The One gave the Amiga version of Legends of Valour an overall score of 92%, referring to its first-person 3D perspective as "revolutionary ... Until you've seen the 3D in action it's hard for words to explain just how exhilarating the experience can be." The One praises the UI, calling it "intuitive", and the combat and graphics, stating that "The excellent use of 3D extends to the combat as well - at last you can see your sword blade or axe head hitting home, and the animation on the enemies is superb ... Visually Legends is nothing short of breathtaking". The One extends critical acclaim to the quests and worldbuilding, expressing that "As a game Legends is beautifully structured ... as the player grows in experience and power new tasks and different areas of the gameworld are slowly revealed, ensuring that the player is constantly being presented with fresh challenges and surprises ... Legends is nothing short of a revolution in computer role-playing, and has become the standard by which future additions to the RPG genre will be judged."

Finnish gaming magazine Pelit gave the Amiga version of Legends of Valour an overall score of 45%, beginning their review by stating that "[Legends of Valour] sets the standards that all role-playing games will be compared to - that is, for the worse ... The game has been successfully buried under idiotic design." Pelit criticises Legends of Valour's gameplay, expressing their disdain for the length of time it takes to travel to specific locations, and states that "moving along the streets has been hampered by 'ingenious' random arrests ... To stay alive, one has to sleep, drink, and eat, but cannot when it is so IMPOSSIBLE! One of the reasons behind this problem is money, or its lack thereof." Pelit further criticises the implementation of the need to drink, expressing their frustration that drinking alcohol may result in the player being arrested, and states that "Apparently one must constantly return to a pond to drink muddy water. It cannot be bottled because the game has no bottles to refill." Pelit further criticises Legends of Valour's gameplay and items, stating that "except for weapons, items are useless" and "The gameplay under all this idiotic design is pathetic. The Commodore PC-10's homemade text adventures offer more variety. Interaction with other people is very limited. No one lives anywhere, they just wander. Houses are empty except for tables. About 90% of the buildings are insignificant and there is nothing usable in the shops. People will attack you if they don't like how you look. Yes, your character is arrested, even though the city is filled with psychopaths."

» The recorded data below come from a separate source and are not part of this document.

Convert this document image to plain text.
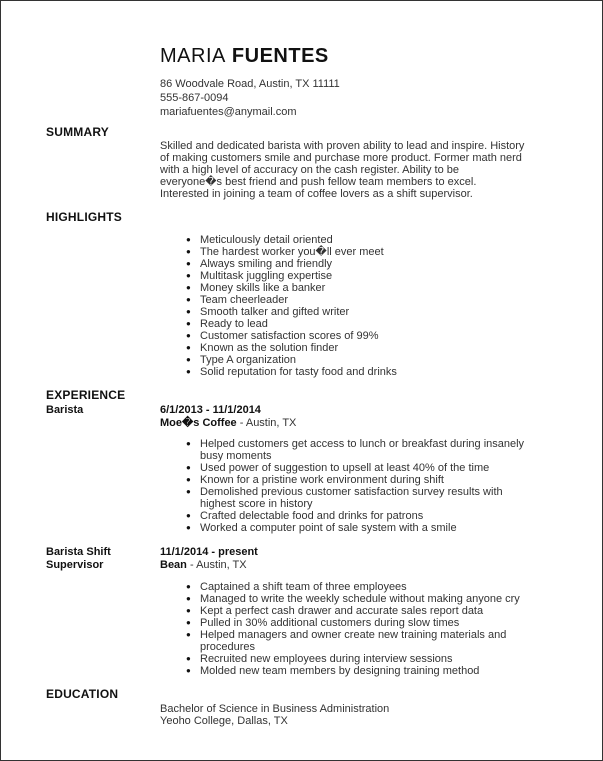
MARIA FUENTES
86 Woodvale Road, Austin, TX 11111
555-867-0094
mariafuentes@anymail.com
SUMMARY
Skilled and dedicated barista with proven ability to lead and inspire. History
of making customers smile and purchase more product. Former math nerd
with a high level of accuracy on the cash register. Ability to be
everyone�s best friend and push fellow team members to excel.
Interested in joining a team of coffee lovers as a shift supervisor.
HIGHLIGHTS
● Meticulously detail oriented
● The hardest worker you�ll ever meet
● Always smiling and friendly
● Multitask juggling expertise
● Money skills like a banker
● Team cheerleader
● Smooth talker and gifted writer
● Ready to lead
● Customer satisfaction scores of 99%
● Known as the solution finder
● Type A organization
● Solid reputation for tasty food and drinks
EXPERIENCE
Barista	6/1/2013 - 11/1/2014
Moe�s Coffee - Austin, TX
● Helped customers get access to lunch or breakfast during insanely
busy moments
● Used power of suggestion to upsell at least 40% of the time
● Known for a pristine work environment during shift
● Demolished previous customer satisfaction survey results with
highest score in history
● Crafted delectable food and drinks for patrons
● Worked a computer point of sale system with a smile
Barista Shift
Supervisor
11/1/2014 - present
Bean - Austin, TX
● Captained a shift team of three employees
● Managed to write the weekly schedule without making anyone cry
● Kept a perfect cash drawer and accurate sales report data
● Pulled in 30% additional customers during slow times
● Helped managers and owner create new training materials and
procedures
● Recruited new employees during interview sessions
● Molded new team members by designing training method
EDUCATION
Bachelor of Science in Business Administration
Yeoho College, Dallas, TX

Pelit expresses their frustration for guilds in Legends of Valour, stating that "There is no point in joining the guilds because the hero has no abilities to develop! You need to join the guilds only because the design of the game requires it." Pelit's only compliment for Legends of Valour is its graphics, calling movement "technically sound" and expressing that "Externally, it looks good and with the smallest window, it updates quickly, which is a plus." Pelit concludes their review by stating that "In [Legends of Valour] EVERYTHING is so perfectly (swear word) that the human brain capacity is not enough to understand it. Maybe we're just stupid."

Review scores
| Publication | Score |
|---|---|
| The One | 92% (Amiga) |
| Amiga Format | 91% (Amiga), 86% (Amiga re-release) |
| Amiga Power | 88% (Amiga), 89% (Amiga re-release) |
| CU Amiga | 88% (Amiga) |
| Amiga Action | 64% (Amiga) |
| Pelit | 45% (Amiga) |
| Dragon | 2/5 (MS-DOS) |

==Legacy==
Bethesda Softworks's Todd Howard cited the game as an influence on Bethesda's RPG series The Elder Scrolls. The first game in the series, The Elder Scrolls: Arena, was inspired by "the unheralded" Legends of Valour and Ultima Underworld. Ted Peterson said: "There was another game that came out while we were working on Arena called Legends of Valour, which was a free-form first-person perspective game that took place in a single city. It got pretty pitiful reviews and not many people bought it, but I really had fun with it. It's completely forgotten nowadays, but I probably logged more hours playing it than any other game."

A demo for Legends of Valour is featured on Amiga Format issue #40's coverdisk.